La musica generata da AI invade le piattaforme di streaming: ma chi la desidera? Negli ultimi anni, il panorama musicale ha subito un cambiamento radicale, grazie all'emergere di strumenti di intelligenza artificiale (AI) capaci di generare musica. Mentre inizialmente questo…
La musica generata da AI invade le piattaforme di streaming: ma chi la desidera?
Negli ultimi anni, il panorama musicale ha subito un cambiamento radicale, grazie all’emergere di strumenti di intelligenza artificiale (AI) capaci di generare musica. Mentre inizialmente questo fenomeno era visto come una curiosità o un esperimento, oggi rappresenta una vera e propria ondata che ha investito le piattaforme di streaming, sollevando interrogativi sul suo impatto. Qual è il futuro della musica in un contesto così cambiato? E quali sono i sentimenti degli ascoltatori e degli artisti di fronte a questa nuova realtà?
La rapida proliferazione della musica AI
L’avvento di strumenti come Suno e Udio nel 2023 ha democratizzato la creazione musicale, permettendo a chiunque avesse accesso a internet di generare brani musicali attraverso semplici comandi di testo. Iniziative simili hanno portato a un’esplosione di brani generati da AI sulle piattaforme di streaming. Secondo Deezer, nel settembre 2025, il 28% della musica caricata era completamente generata da AI, numero che è cresciuto esponenzialmente fino a superare le 50.000 tracce quotidiane entro la fine dell’anno, incidendo per il 34% sulle nuove produzioni.

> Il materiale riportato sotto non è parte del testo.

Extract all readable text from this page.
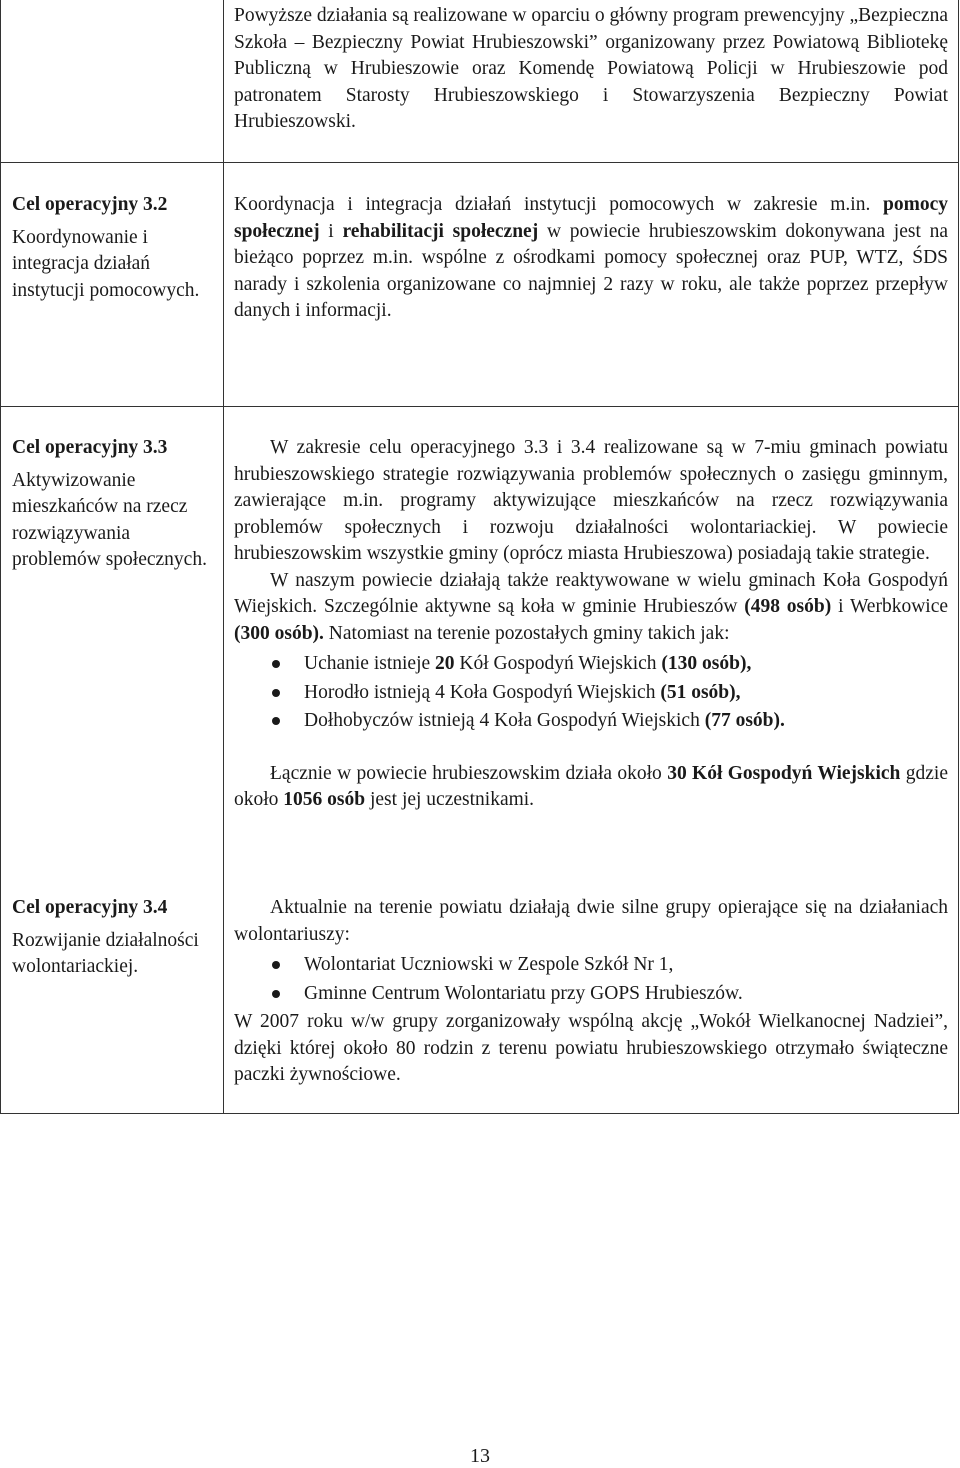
Powyższe działania są realizowane w oparciu o główny program prewencyjny „Bezpieczna Szkoła – Bezpieczny Powiat Hrubieszowski” organizowany przez Powiatową Bibliotekę Publiczną w Hrubieszowie oraz Komendę Powiatową Policji w Hrubieszowie pod patronatem Starosty Hrubieszowskiego i Stowarzyszenia Bezpieczny Powiat Hrubieszowski.
Cel operacyjny 3.2
Koordynowanie i integracja działań instytucji pomocowych.
Koordynacja i integracja działań instytucji pomocowych w zakresie m.in. pomocy społecznej i rehabilitacji społecznej w powiecie hrubieszowskim dokonywana jest na bieżąco poprzez m.in. wspólne z ośrodkami pomocy społecznej oraz PUP, WTZ, ŚDS narady i szkolenia organizowane co najmniej 2 razy w roku, ale także poprzez przepływ danych i informacji.
Cel operacyjny 3.3
Aktywizowanie mieszkańców na rzecz rozwiązywania problemów społecznych.
W zakresie celu operacyjnego 3.3 i 3.4 realizowane są w 7-miu gminach powiatu hrubieszowskiego strategie rozwiązywania problemów społecznych o zasięgu gminnym, zawierające m.in. programy aktywizujące mieszkańców na rzecz rozwiązywania problemów społecznych i rozwoju działalności wolontariackiej. W powiecie hrubieszowskim wszystkie gminy (oprócz miasta Hrubieszowa) posiadają takie strategie.
W naszym powiecie działają także reaktywowane w wielu gminach Koła Gospodyń Wiejskich. Szczególnie aktywne są koła w gminie Hrubieszów (498 osób) i Werbkowice (300 osób). Natomiast na terenie pozostałych gminy takich jak:
Uchanie istnieje 20 Kół Gospodyń Wiejskich (130 osób),
Horodło istnieją 4 Koła Gospodyń Wiejskich (51 osób),
Dołhobyczów istnieją 4 Koła Gospodyń Wiejskich (77 osób).
Łącznie w powiecie hrubieszowskim działa około 30 Kół Gospodyń Wiejskich gdzie około 1056 osób jest jej uczestnikami.
Cel operacyjny 3.4
Rozwijanie działalności wolontariackiej.
Aktualnie na terenie powiatu działają dwie silne grupy opierające się na działaniach wolontariuszy:
Wolontariat Uczniowski w Zespole Szkół Nr 1,
Gminne Centrum Wolontariatu przy GOPS Hrubieszów.
W 2007 roku w/w grupy zorganizowały wspólną akcję „Wokół Wielkanocnej Nadziei”, dzięki której około 80 rodzin z terenu powiatu hrubieszowskiego otrzymało świąteczne paczki żywnościowe.
13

Tuttavia, questa proliferazione ha sollevato preoccupazioni fra artisti e ascoltatori, preoccupati che la qualità delle playlist possa deteriorarsi a causa dei brani generati automaticamente. In risposta, diverse piattaforme di streaming, tra cui Deezer e Spotify, hanno avviato iniziative per identificare e limitare la diffusione di contenuti AI. Deezer, ad esempio, è stata pioniera nell’implementare un sistema di rilevamento e classificazione dei brani generati da intelligenza artificiale, mentre Spotify ha introdotto un sistema di crediti per far sapere agli utenti quando un brano è stato creato con AI.
Le reazioni del pubblico e degli artisti
Nonostante l’aumento dei brani musicali generati da AI, la risposta del pubblico non è stata entusiasta. Sondaggi recenti mostrano una percezione negativa verso la musica AI, con il 51% delle persone convinto che porterà a una produzione maggiore di musica di bassa qualità. Inoltre, il 66% dei partecipanti a un sondaggio condotto da The Hollywood Reporter ha dichiarato di non aver mai ascoltato consapevolmente musica generata da AI. La maggior parte degli ascoltatori preferirebbe evitare la musica creata con l’aiuto di intelligenza artificiale, rafforzando la percezione che la carica emotiva e l’autenticità siano qualità essenziali nella musica.
In Italia, dove la scena musicale è ricca di talenti e tradizioni, la paura di una “diluzione” della creatività è forte. Artisti emergenti e affermati vedono l’AI non come un alleato, ma come una potenziale minaccia alla loro esistenza. Gli artisti locali potrebbero non solo dover competere con questa nuova forma di “musica”, ma anche affrontare la riduzione delle loro entrate a causa di un sistema che sembra sempre più avvantaggiare le produzioni automatizzate.
Una soluzione lontana?
La strada verso una soluzione non sembra facile. Nessuna delle piattaforme di streaming ha ancora implementato filtri per rimuovere la musica AI in modo sistematico. Inoltre, la mancanza di standard di settore chiari per la classificazione dei contenuti genera confusione. Un sondaggio ha rivelato che il 45% degli utenti vorrebbe la possibilità di escludere completamente la musica generata da AI dalle proprie librerie di streaming. Tuttavia, per realizzare questo obiettivo, è necessario sviluppare strumenti di rilevamento robusti e standard di etichettatura coerenti.
Alla luce di queste riflessioni, appare chiaro che la musica generata dall’AI è qui per restare, ma la sua accettazione da parte di ascoltatori e artisti resta incerta. Mentre le aziende continuano a esplorare le possibilità offerte dall’AI, la vera sfida sarà trovare un equilibrio che soddisfi le esigenze del settore musicale e i desideri del pubblico. Per quanto un certo livello di innovazione sia innegabile, il valore umano e creativo della musica rimane in cima alla lista delle priorità per molti.